Dual-band high-Q near-perfect absorption by tilted Si-assisted metasurfaces

All-dielectric metasurface perfect absorbers (MPAs) based on quasibound states in the continuum ( Q BICs) play a crucial role in optical and photonic devices as they can excite high- Q resonances. These structures require adding back reflectors or placing at least two asymmetric elements in each unit to break the absorption limit of 50%, which will increase the design complexity. In this work, we propose a high- Q monolayer MPA (MMPA) composed of a tilted Si nanocube array. By tuning the tilted angle of the nanocube, dual- Q BIC modes at two different wavelengths are excited, which corresponds to magnetic quadrupole (MQ) and toroidal dipole (TD) modes, respectively.
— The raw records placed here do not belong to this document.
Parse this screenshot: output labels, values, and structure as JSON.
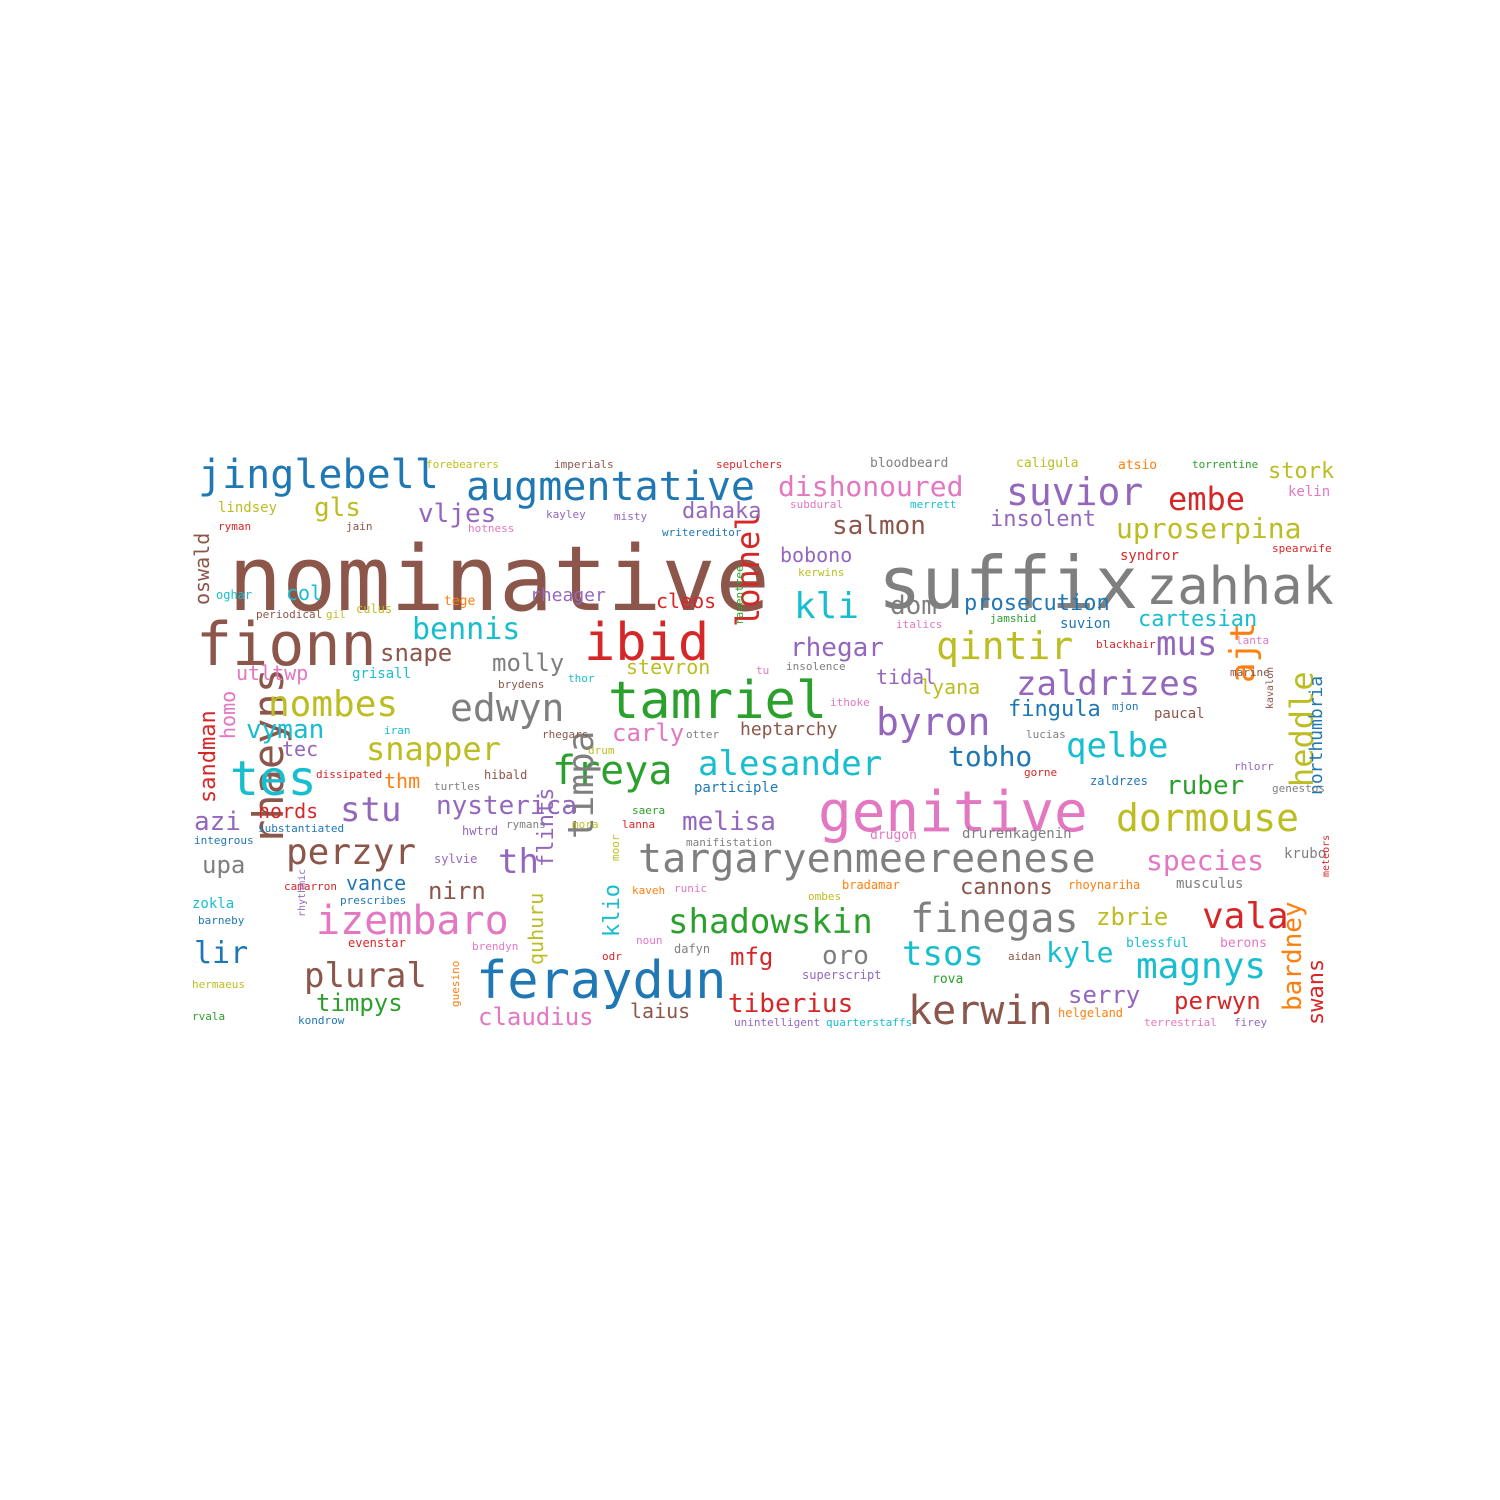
{
  "palette": {
    "blue": "#1f77b4",
    "orange": "#ff7f0e",
    "green": "#2ca02c",
    "red": "#d62728",
    "purple": "#9467bd",
    "brown": "#8c564b",
    "pink": "#e377c2",
    "gray": "#7f7f7f",
    "olive": "#bcbd22",
    "cyan": "#17becf"
  },
  "words": [
    {
      "text": "nominative",
      "weight": 100,
      "color": "brown"
    },
    {
      "text": "suffix",
      "weight": 80,
      "color": "gray"
    },
    {
      "text": "genitive",
      "weight": 64,
      "color": "pink"
    },
    {
      "text": "fionn",
      "weight": 62,
      "color": "brown"
    },
    {
      "text": "feraydun",
      "weight": 58,
      "color": "blue"
    },
    {
      "text": "zahhak",
      "weight": 58,
      "color": "gray"
    },
    {
      "text": "tamriel",
      "weight": 56,
      "color": "green"
    },
    {
      "text": "ibid",
      "weight": 56,
      "color": "red"
    },
    {
      "text": "rhaeyns",
      "weight": 48,
      "color": "brown"
    },
    {
      "text": "tes",
      "weight": 50,
      "color": "cyan"
    },
    {
      "text": "targaryenmeereenese",
      "weight": 50,
      "color": "gray"
    },
    {
      "text": "izembaro",
      "weight": 46,
      "color": "pink"
    },
    {
      "text": "augmentative",
      "weight": 45,
      "color": "blue"
    },
    {
      "text": "jinglebell",
      "weight": 45,
      "color": "blue"
    },
    {
      "text": "finegas",
      "weight": 44,
      "color": "gray"
    },
    {
      "text": "kerwin",
      "weight": 44,
      "color": "brown"
    },
    {
      "text": "freya",
      "weight": 44,
      "color": "green"
    },
    {
      "text": "dormouse",
      "weight": 43,
      "color": "olive"
    },
    {
      "text": "timpa",
      "weight": 42,
      "color": "gray"
    },
    {
      "text": "edwyn",
      "weight": 42,
      "color": "gray"
    },
    {
      "text": "byron",
      "weight": 42,
      "color": "purple"
    },
    {
      "text": "suvior",
      "weight": 41,
      "color": "purple"
    },
    {
      "text": "qintir",
      "weight": 41,
      "color": "olive"
    },
    {
      "text": "magnys",
      "weight": 40,
      "color": "cyan"
    },
    {
      "text": "vala",
      "weight": 40,
      "color": "red"
    },
    {
      "text": "shadowskin",
      "weight": 40,
      "color": "green"
    },
    {
      "text": "perzyr",
      "weight": 40,
      "color": "brown"
    },
    {
      "text": "nombes",
      "weight": 40,
      "color": "olive"
    },
    {
      "text": "kli",
      "weight": 40,
      "color": "cyan"
    },
    {
      "text": "ajt",
      "weight": 40,
      "color": "orange"
    },
    {
      "text": "zaldrizes",
      "weight": 39,
      "color": "purple"
    },
    {
      "text": "alesander",
      "weight": 39,
      "color": "cyan"
    },
    {
      "text": "tsos",
      "weight": 38,
      "color": "cyan"
    },
    {
      "text": "qelbe",
      "weight": 38,
      "color": "cyan"
    },
    {
      "text": "plural",
      "weight": 38,
      "color": "brown"
    },
    {
      "text": "stu",
      "weight": 38,
      "color": "purple"
    },
    {
      "text": "lonnel",
      "weight": 38,
      "color": "red"
    },
    {
      "text": "heddle",
      "weight": 38,
      "color": "olive"
    },
    {
      "text": "mus",
      "weight": 38,
      "color": "purple"
    },
    {
      "text": "th",
      "weight": 38,
      "color": "purple"
    },
    {
      "text": "snapper",
      "weight": 36,
      "color": "olive"
    },
    {
      "text": "embe",
      "weight": 36,
      "color": "red"
    },
    {
      "text": "bennis",
      "weight": 35,
      "color": "cyan"
    },
    {
      "text": "dishonoured",
      "weight": 34,
      "color": "pink"
    },
    {
      "text": "bardney",
      "weight": 32,
      "color": "orange"
    },
    {
      "text": "species",
      "weight": 32,
      "color": "pink"
    },
    {
      "text": "uproserpina",
      "weight": 32,
      "color": "olive"
    },
    {
      "text": "lir",
      "weight": 32,
      "color": "blue"
    },
    {
      "text": "kyle",
      "weight": 32,
      "color": "cyan"
    },
    {
      "text": "melisa",
      "weight": 31,
      "color": "purple"
    },
    {
      "text": "dom",
      "weight": 30,
      "color": "gray"
    },
    {
      "text": "tobho",
      "weight": 30,
      "color": "blue"
    },
    {
      "text": "vyman",
      "weight": 30,
      "color": "cyan"
    },
    {
      "text": "azi",
      "weight": 30,
      "color": "purple"
    },
    {
      "text": "salmon",
      "weight": 30,
      "color": "brown"
    },
    {
      "text": "rhegar",
      "weight": 30,
      "color": "purple"
    },
    {
      "text": "nysterica",
      "weight": 30,
      "color": "purple"
    },
    {
      "text": "tiberius",
      "weight": 30,
      "color": "red"
    },
    {
      "text": "ruber",
      "weight": 30,
      "color": "green"
    },
    {
      "text": "timpys",
      "weight": 30,
      "color": "green"
    },
    {
      "text": "oro",
      "weight": 30,
      "color": "gray"
    },
    {
      "text": "gls",
      "weight": 30,
      "color": "olive"
    },
    {
      "text": "vljes",
      "weight": 30,
      "color": "purple"
    },
    {
      "text": "snape",
      "weight": 28,
      "color": "brown"
    },
    {
      "text": "cartesian",
      "weight": 28,
      "color": "cyan"
    },
    {
      "text": "mfg",
      "weight": 28,
      "color": "red"
    },
    {
      "text": "perwyn",
      "weight": 28,
      "color": "red"
    },
    {
      "text": "serry",
      "weight": 28,
      "color": "purple"
    },
    {
      "text": "claudius",
      "weight": 28,
      "color": "pink"
    },
    {
      "text": "molly",
      "weight": 28,
      "color": "gray"
    },
    {
      "text": "carly",
      "weight": 28,
      "color": "pink"
    },
    {
      "text": "zbrie",
      "weight": 28,
      "color": "olive"
    },
    {
      "text": "nirn",
      "weight": 28,
      "color": "brown"
    },
    {
      "text": "upa",
      "weight": 28,
      "color": "gray"
    },
    {
      "text": "insolent",
      "weight": 26,
      "color": "purple"
    },
    {
      "text": "prosecution",
      "weight": 26,
      "color": "blue"
    },
    {
      "text": "cannons",
      "weight": 26,
      "color": "brown"
    },
    {
      "text": "stork",
      "weight": 26,
      "color": "olive"
    },
    {
      "text": "fingula",
      "weight": 26,
      "color": "blue"
    },
    {
      "text": "swans",
      "weight": 26,
      "color": "red"
    },
    {
      "text": "dahaka",
      "weight": 26,
      "color": "purple"
    },
    {
      "text": "flints",
      "weight": 26,
      "color": "purple"
    },
    {
      "text": "sandman",
      "weight": 26,
      "color": "red"
    },
    {
      "text": "klio",
      "weight": 26,
      "color": "cyan"
    },
    {
      "text": "cleos",
      "weight": 24,
      "color": "red"
    },
    {
      "text": "quhuru",
      "weight": 24,
      "color": "olive"
    },
    {
      "text": "vance",
      "weight": 24,
      "color": "blue"
    },
    {
      "text": "tidal",
      "weight": 24,
      "color": "purple"
    },
    {
      "text": "bobono",
      "weight": 24,
      "color": "purple"
    },
    {
      "text": "lyana",
      "weight": 24,
      "color": "olive"
    },
    {
      "text": "stevron",
      "weight": 24,
      "color": "olive"
    },
    {
      "text": "oswald",
      "weight": 24,
      "color": "brown"
    },
    {
      "text": "homo",
      "weight": 24,
      "color": "pink"
    },
    {
      "text": "col",
      "weight": 24,
      "color": "cyan"
    },
    {
      "text": "laius",
      "weight": 24,
      "color": "brown"
    },
    {
      "text": "tec",
      "weight": 24,
      "color": "purple"
    },
    {
      "text": "nords",
      "weight": 24,
      "color": "red"
    },
    {
      "text": "northumbria",
      "weight": 22,
      "color": "blue"
    },
    {
      "text": "thm",
      "weight": 22,
      "color": "orange"
    },
    {
      "text": "utltwp",
      "weight": 22,
      "color": "pink"
    },
    {
      "text": "heptarchy",
      "weight": 20,
      "color": "brown"
    },
    {
      "text": "rheager",
      "weight": 20,
      "color": "purple"
    },
    {
      "text": "zokla",
      "weight": 18,
      "color": "cyan"
    },
    {
      "text": "grisall",
      "weight": 17,
      "color": "cyan"
    },
    {
      "text": "lindsey",
      "weight": 17,
      "color": "olive"
    },
    {
      "text": "participle",
      "weight": 17,
      "color": "blue"
    },
    {
      "text": "drurenkagenin",
      "weight": 17,
      "color": "gray"
    },
    {
      "text": "musculus",
      "weight": 16,
      "color": "gray"
    },
    {
      "text": "kelin",
      "weight": 16,
      "color": "pink"
    },
    {
      "text": "krubo",
      "weight": 16,
      "color": "gray"
    },
    {
      "text": "suvion",
      "weight": 16,
      "color": "blue"
    },
    {
      "text": "paucal",
      "weight": 16,
      "color": "brown"
    },
    {
      "text": "syndror",
      "weight": 16,
      "color": "red"
    },
    {
      "text": "blessful",
      "weight": 15,
      "color": "cyan"
    },
    {
      "text": "rova",
      "weight": 15,
      "color": "green"
    },
    {
      "text": "berons",
      "weight": 15,
      "color": "pink"
    },
    {
      "text": "bloodbeard",
      "weight": 15,
      "color": "gray"
    },
    {
      "text": "atsio",
      "weight": 15,
      "color": "orange"
    },
    {
      "text": "caligula",
      "weight": 15,
      "color": "olive"
    },
    {
      "text": "drugon",
      "weight": 15,
      "color": "pink"
    },
    {
      "text": "tege",
      "weight": 15,
      "color": "orange"
    },
    {
      "text": "culus",
      "weight": 14,
      "color": "olive"
    },
    {
      "text": "zaldrzes",
      "weight": 14,
      "color": "blue"
    },
    {
      "text": "hwtrd",
      "weight": 14,
      "color": "purple"
    },
    {
      "text": "helgeland",
      "weight": 14,
      "color": "orange"
    },
    {
      "text": "evenstar",
      "weight": 14,
      "color": "red"
    },
    {
      "text": "bradamar",
      "weight": 14,
      "color": "orange"
    },
    {
      "text": "rhoynariha",
      "weight": 14,
      "color": "orange"
    },
    {
      "text": "sylvie",
      "weight": 14,
      "color": "purple"
    },
    {
      "text": "dafyn",
      "weight": 14,
      "color": "gray"
    },
    {
      "text": "hibald",
      "weight": 14,
      "color": "brown"
    },
    {
      "text": "oghar",
      "weight": 14,
      "color": "cyan"
    },
    {
      "text": "superscript",
      "weight": 14,
      "color": "purple"
    },
    {
      "text": "genestos",
      "weight": 14,
      "color": "gray"
    },
    {
      "text": "lanna",
      "weight": 14,
      "color": "red"
    },
    {
      "text": "saera",
      "weight": 14,
      "color": "green"
    },
    {
      "text": "rvala",
      "weight": 14,
      "color": "green"
    },
    {
      "text": "integrous",
      "weight": 14,
      "color": "blue"
    },
    {
      "text": "raventree",
      "weight": 13,
      "color": "green"
    },
    {
      "text": "guesino",
      "weight": 13,
      "color": "orange"
    },
    {
      "text": "moor",
      "weight": 13,
      "color": "olive"
    },
    {
      "text": "torrentine",
      "weight": 12,
      "color": "green"
    },
    {
      "text": "forebearers",
      "weight": 12,
      "color": "olive"
    },
    {
      "text": "imperials",
      "weight": 12,
      "color": "brown"
    },
    {
      "text": "sepulchers",
      "weight": 12,
      "color": "red"
    },
    {
      "text": "merrett",
      "weight": 12,
      "color": "cyan"
    },
    {
      "text": "subdural",
      "weight": 12,
      "color": "pink"
    },
    {
      "text": "misty",
      "weight": 12,
      "color": "purple"
    },
    {
      "text": "kayley",
      "weight": 12,
      "color": "purple"
    },
    {
      "text": "spearwife",
      "weight": 12,
      "color": "red"
    },
    {
      "text": "kerwins",
      "weight": 12,
      "color": "olive"
    },
    {
      "text": "italics",
      "weight": 12,
      "color": "pink"
    },
    {
      "text": "jamshid",
      "weight": 12,
      "color": "green"
    },
    {
      "text": "blackhair",
      "weight": 12,
      "color": "red"
    },
    {
      "text": "lanta",
      "weight": 12,
      "color": "pink"
    },
    {
      "text": "marine",
      "weight": 12,
      "color": "brown"
    },
    {
      "text": "rhlorr",
      "weight": 12,
      "color": "purple"
    },
    {
      "text": "gorne",
      "weight": 12,
      "color": "red"
    },
    {
      "text": "turtles",
      "weight": 12,
      "color": "gray"
    },
    {
      "text": "dissipated",
      "weight": 12,
      "color": "red"
    },
    {
      "text": "rhegars",
      "weight": 12,
      "color": "brown"
    },
    {
      "text": "otter",
      "weight": 12,
      "color": "gray"
    },
    {
      "text": "drum",
      "weight": 12,
      "color": "olive"
    },
    {
      "text": "brydens",
      "weight": 12,
      "color": "brown"
    },
    {
      "text": "thor",
      "weight": 12,
      "color": "cyan"
    },
    {
      "text": "insolence",
      "weight": 12,
      "color": "gray"
    },
    {
      "text": "ithoke",
      "weight": 12,
      "color": "pink"
    },
    {
      "text": "lucias",
      "weight": 12,
      "color": "gray"
    },
    {
      "text": "mjon",
      "weight": 12,
      "color": "blue"
    },
    {
      "text": "iran",
      "weight": 12,
      "color": "cyan"
    },
    {
      "text": "jain",
      "weight": 12,
      "color": "brown"
    },
    {
      "text": "ryman",
      "weight": 12,
      "color": "red"
    },
    {
      "text": "periodical",
      "weight": 12,
      "color": "brown"
    },
    {
      "text": "gil",
      "weight": 12,
      "color": "olive"
    },
    {
      "text": "hotness",
      "weight": 12,
      "color": "pink"
    },
    {
      "text": "writereditor",
      "weight": 12,
      "color": "blue"
    },
    {
      "text": "substantiated",
      "weight": 12,
      "color": "blue"
    },
    {
      "text": "rymans",
      "weight": 12,
      "color": "gray"
    },
    {
      "text": "mora",
      "weight": 12,
      "color": "olive"
    },
    {
      "text": "manifistation",
      "weight": 12,
      "color": "gray"
    },
    {
      "text": "camarron",
      "weight": 12,
      "color": "red"
    },
    {
      "text": "prescribes",
      "weight": 12,
      "color": "blue"
    },
    {
      "text": "runic",
      "weight": 12,
      "color": "pink"
    },
    {
      "text": "kaveh",
      "weight": 12,
      "color": "orange"
    },
    {
      "text": "ombes",
      "weight": 12,
      "color": "olive"
    },
    {
      "text": "meteors",
      "weight": 11,
      "color": "red"
    },
    {
      "text": "barneby",
      "weight": 12,
      "color": "blue"
    },
    {
      "text": "rhythmic",
      "weight": 11,
      "color": "purple"
    },
    {
      "text": "brendyn",
      "weight": 12,
      "color": "pink"
    },
    {
      "text": "noun",
      "weight": 12,
      "color": "pink"
    },
    {
      "text": "odr",
      "weight": 12,
      "color": "red"
    },
    {
      "text": "aidan",
      "weight": 12,
      "color": "brown"
    },
    {
      "text": "hermaeus",
      "weight": 12,
      "color": "olive"
    },
    {
      "text": "kondrow",
      "weight": 12,
      "color": "blue"
    },
    {
      "text": "unintelligent",
      "weight": 12,
      "color": "purple"
    },
    {
      "text": "quarterstaffs",
      "weight": 12,
      "color": "cyan"
    },
    {
      "text": "terrestrial",
      "weight": 12,
      "color": "pink"
    },
    {
      "text": "firey",
      "weight": 12,
      "color": "purple"
    },
    {
      "text": "kavalon",
      "weight": 11,
      "color": "brown"
    },
    {
      "text": "tu",
      "weight": 12,
      "color": "pink"
    }
  ]
}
The high-reflection but low- Q magnetic dipole (MD) background mode excited by such a dual-band structure can decrease the radiative loss of transmission of MQ and TD modes, enabling the structure to break the absorption limit of 50%. The maximum absorption achieves 94% simultaneously at the wavelength of 933 and 961 nm, with the Q factors of 759 and 986, respectively. Our work provides a simple paradigm for designing dual-band high- Q MMPAs, which would greatly expand their range of applications, such as multiplexed optical nanodevices.